Thailand's Prime Minister Anutin Charnvirakul delivered a policy statement to parliament outlining the government's strategy to stimulate economic growth through technology investments and trade cooperation, including plans to seek accession to the Organisation for Economic Co-operation and Development (OECD) [1]. Anutin emphasized the government's commitment to attracting investments in the digital and artificial intelligence sectors, aiming to advance Thailand's technological infrastructure and foster innovation-driven growth [1].
According to Anutin, joining the OECD would help Thailand improve its economic standards and promote international cooperation, particularly in technology and trade [1]. He stated, "Our government is committed to creating an environment that welcomes digital investments and encourages the development of artificial intelligence" [1]. The policy direction includes facilitating regulatory reforms and incentivizing investment in high-tech industries, positioning Thailand as a regional technology hub [1].

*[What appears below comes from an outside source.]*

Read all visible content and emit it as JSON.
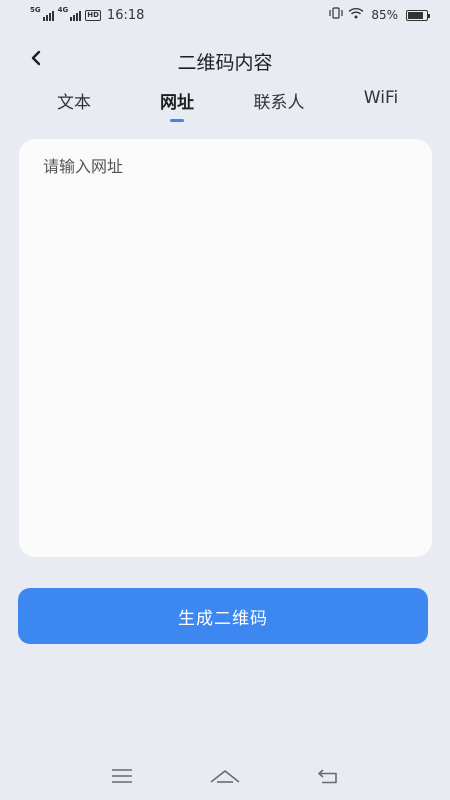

While the speech did not provide specific financial figures, market analysis, or technical trading advice, it signals a focus on attracting foreign capital into technology-driven sectors [1]. This policy shift may influence investor sentiment in related Thai equities and industries, although no immediate market reactions or analyst opinions were cited [1].
CONCLUSION
Thailand's new policy direction under Prime Minister Anutin signals a strategic push toward technology-driven economic growth and international cooperation via OECD accession. Although concrete financial data and market reactions were not provided, the emphasis on digital and AI investments is likely to shape investor sentiment and future developments in Thailand's tech sector. The government's commitment to regulatory reforms and incentives suggests a medium-term impact on the country's competitiveness and investment landscape.